Ruling this out is to me, as valuable as “getting the result” because if this line of research doesn’t lead to some approximate answers, it will be extremely valuable to know why, don’t you think? I mean, what if in the US it doesn’t really matter how much housing and food cost, whether you’re obese, sick, uneducated, and constantly stressed is essentially independent of income all the way up to the top 1% of incomes… umm… wow! that would be a huge discovery itself!

All the best. But be wary of endless feature creep. Sounds a huge risk on a project like this.

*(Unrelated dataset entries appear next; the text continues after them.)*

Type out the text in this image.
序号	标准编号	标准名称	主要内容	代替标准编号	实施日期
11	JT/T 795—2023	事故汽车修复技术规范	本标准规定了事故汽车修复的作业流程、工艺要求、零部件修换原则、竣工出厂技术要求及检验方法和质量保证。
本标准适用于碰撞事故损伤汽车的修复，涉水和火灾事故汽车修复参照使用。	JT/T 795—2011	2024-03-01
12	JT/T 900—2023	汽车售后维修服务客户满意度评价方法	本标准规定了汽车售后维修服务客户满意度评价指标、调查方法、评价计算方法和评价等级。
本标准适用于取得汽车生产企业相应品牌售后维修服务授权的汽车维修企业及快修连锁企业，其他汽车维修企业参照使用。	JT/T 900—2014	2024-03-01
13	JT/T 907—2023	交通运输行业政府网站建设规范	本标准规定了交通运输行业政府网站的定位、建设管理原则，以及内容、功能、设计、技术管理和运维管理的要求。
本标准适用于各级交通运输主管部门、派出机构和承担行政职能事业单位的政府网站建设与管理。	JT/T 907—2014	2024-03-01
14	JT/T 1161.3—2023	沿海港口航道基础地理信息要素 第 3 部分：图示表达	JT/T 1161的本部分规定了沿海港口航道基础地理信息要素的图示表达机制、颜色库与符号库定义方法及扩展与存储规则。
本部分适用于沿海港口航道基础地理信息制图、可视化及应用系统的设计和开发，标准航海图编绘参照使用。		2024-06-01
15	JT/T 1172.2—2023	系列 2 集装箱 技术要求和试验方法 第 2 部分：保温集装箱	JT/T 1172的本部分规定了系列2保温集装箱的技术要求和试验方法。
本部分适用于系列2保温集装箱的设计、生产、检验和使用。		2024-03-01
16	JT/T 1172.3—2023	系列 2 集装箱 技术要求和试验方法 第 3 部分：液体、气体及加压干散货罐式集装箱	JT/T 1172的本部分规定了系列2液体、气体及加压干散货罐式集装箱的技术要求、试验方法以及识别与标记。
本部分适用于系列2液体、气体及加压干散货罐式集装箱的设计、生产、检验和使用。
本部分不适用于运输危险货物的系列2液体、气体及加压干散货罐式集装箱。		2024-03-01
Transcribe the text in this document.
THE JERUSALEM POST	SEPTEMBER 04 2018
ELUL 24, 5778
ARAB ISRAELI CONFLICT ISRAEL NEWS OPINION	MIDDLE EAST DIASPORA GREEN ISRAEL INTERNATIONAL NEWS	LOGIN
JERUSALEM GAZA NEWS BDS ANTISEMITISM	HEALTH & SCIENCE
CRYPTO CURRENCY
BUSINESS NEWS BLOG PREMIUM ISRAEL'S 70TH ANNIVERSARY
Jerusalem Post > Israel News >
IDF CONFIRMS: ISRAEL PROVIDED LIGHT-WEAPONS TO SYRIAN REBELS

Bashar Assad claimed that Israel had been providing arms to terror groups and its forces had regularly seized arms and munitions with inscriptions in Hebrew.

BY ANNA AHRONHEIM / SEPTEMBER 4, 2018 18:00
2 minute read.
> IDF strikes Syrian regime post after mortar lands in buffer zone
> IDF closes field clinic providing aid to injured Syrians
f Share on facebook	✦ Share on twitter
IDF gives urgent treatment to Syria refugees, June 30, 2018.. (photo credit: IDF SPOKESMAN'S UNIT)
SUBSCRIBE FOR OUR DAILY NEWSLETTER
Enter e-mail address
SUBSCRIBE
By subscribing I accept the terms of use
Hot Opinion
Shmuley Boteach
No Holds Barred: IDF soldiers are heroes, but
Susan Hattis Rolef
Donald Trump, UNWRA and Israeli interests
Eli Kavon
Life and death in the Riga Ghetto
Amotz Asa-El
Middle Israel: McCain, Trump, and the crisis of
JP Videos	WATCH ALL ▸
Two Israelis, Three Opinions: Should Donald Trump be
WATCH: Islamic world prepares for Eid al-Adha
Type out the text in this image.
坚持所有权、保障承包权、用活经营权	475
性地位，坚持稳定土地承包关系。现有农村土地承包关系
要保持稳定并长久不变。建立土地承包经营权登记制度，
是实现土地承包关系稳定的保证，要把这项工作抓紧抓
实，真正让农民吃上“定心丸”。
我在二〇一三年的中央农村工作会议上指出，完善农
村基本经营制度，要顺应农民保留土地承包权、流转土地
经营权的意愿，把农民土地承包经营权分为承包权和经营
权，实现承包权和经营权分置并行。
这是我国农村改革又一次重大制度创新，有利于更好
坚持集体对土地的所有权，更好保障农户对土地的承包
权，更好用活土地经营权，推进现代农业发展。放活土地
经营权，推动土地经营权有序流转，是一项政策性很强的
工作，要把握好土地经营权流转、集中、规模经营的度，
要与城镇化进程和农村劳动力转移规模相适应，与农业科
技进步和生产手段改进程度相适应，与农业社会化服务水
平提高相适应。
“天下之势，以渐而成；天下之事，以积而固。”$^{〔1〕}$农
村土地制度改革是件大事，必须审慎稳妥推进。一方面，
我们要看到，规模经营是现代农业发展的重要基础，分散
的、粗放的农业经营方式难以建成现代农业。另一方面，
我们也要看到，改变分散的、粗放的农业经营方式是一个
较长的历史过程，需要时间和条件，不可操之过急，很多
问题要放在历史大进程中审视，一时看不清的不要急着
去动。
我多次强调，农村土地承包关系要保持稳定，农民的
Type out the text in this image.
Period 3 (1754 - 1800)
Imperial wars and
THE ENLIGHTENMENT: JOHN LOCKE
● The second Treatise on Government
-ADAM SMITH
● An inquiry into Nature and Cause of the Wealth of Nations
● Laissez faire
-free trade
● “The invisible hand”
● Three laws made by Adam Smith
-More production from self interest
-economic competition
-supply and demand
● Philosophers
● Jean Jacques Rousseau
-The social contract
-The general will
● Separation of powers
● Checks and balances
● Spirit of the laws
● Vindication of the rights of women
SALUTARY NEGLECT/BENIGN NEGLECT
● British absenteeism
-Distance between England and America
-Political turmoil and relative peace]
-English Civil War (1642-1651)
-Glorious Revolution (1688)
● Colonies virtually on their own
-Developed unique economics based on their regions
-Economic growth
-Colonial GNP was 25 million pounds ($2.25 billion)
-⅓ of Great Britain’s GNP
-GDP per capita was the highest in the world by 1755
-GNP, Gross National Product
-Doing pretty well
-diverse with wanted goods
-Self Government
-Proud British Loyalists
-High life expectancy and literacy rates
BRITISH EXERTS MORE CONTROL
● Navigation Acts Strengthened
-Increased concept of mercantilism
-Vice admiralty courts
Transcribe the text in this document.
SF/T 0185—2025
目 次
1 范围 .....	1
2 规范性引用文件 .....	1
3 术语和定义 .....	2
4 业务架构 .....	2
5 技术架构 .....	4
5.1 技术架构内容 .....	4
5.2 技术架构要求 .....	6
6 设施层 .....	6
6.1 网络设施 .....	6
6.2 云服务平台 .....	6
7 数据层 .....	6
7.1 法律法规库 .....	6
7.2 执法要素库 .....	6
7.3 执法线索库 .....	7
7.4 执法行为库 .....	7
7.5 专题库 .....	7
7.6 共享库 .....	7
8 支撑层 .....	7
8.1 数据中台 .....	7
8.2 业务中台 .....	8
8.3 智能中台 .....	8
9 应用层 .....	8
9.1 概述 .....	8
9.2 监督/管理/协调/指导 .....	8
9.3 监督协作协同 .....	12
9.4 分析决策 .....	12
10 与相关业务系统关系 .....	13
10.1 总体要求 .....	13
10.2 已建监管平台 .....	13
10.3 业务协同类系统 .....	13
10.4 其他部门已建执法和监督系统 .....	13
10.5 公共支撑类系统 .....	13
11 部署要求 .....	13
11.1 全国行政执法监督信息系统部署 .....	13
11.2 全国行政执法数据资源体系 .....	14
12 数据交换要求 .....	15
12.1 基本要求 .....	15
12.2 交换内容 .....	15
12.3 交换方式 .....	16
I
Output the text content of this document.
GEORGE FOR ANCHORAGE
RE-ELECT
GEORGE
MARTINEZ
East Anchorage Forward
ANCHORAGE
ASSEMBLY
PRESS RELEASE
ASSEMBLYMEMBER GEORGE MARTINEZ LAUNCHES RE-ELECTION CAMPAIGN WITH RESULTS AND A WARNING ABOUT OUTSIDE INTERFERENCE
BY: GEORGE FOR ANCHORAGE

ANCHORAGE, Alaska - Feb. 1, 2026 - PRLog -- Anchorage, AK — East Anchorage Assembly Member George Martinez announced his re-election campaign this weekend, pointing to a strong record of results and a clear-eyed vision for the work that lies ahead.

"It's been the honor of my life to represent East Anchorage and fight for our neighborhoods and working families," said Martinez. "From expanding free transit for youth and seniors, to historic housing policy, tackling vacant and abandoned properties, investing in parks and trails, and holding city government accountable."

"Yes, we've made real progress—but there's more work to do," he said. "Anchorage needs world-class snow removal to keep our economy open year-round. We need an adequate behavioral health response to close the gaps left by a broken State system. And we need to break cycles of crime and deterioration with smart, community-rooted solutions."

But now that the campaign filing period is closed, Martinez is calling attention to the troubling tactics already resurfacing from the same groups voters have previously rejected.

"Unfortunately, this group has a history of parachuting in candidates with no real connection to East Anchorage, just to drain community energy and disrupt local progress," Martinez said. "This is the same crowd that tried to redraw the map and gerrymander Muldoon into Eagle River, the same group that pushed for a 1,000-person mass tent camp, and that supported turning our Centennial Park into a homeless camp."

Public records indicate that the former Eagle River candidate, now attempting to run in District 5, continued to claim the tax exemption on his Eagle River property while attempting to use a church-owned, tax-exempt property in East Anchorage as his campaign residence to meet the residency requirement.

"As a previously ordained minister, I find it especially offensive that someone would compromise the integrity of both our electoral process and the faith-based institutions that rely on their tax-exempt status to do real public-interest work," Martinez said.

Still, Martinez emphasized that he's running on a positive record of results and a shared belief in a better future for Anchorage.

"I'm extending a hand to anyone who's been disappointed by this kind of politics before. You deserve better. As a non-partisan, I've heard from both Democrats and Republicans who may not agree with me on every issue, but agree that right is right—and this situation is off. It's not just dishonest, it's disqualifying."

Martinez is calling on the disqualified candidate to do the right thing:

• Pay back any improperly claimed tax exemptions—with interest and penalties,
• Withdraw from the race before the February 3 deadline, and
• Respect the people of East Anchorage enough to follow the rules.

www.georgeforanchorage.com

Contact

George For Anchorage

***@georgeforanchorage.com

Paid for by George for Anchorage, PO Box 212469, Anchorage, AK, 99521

So price is like cocaine: quick high, rapid satiation (even condensed satiation) and addiction to the experience. Kind of like an addiction to shoes. But the counter argument is also true: pay more for a hooker and you can tell that story for a long time. (If that’s too offensive, try a Mercedes versus a Nissan Versa.) And in some cases, like Floyd Mayweather, an excess of cash means no one has any idea what the guy actually enjoys because he has so much so what exactly would his satiation profile be? But in contrast, Jay Leno has mega doses of cars and takes long-lasting satisfaction from the experience of his collection. Or maybe satiation effects only occur when you think of enjoyment as if it were a drug with an absorption profile or some other relatively inappropriate metaphor. There is a point to this rambling, which is that nearly every psychologically measurable or interpretable effect is not close to being unique in cause or expression. So I agree totally. And now I wonder why I bothered typing this.

The hooker comment is indeed offensive and massively so, given the trafficking of women is a horrible thing and also because euch statements minimize women in general. As a general rule if you need to type, ” if that is offensive substitute”, you might want to Just backspace and substitute in your writing.

I like this blog but do not want to have to read statements about the selling of women for sex.

Also no hard feelings. I know you did not mean it like that and I did see the overall point you were making.

+1 — although I would modify the last statement to read, “I see no good reason to give examples involving selling people for sex (unless that is the subject being studied).”

Good point. I agree.

Is “trafficking” synonymous with prostitution? I thought it only referred to shipping across a border for some economic purpose.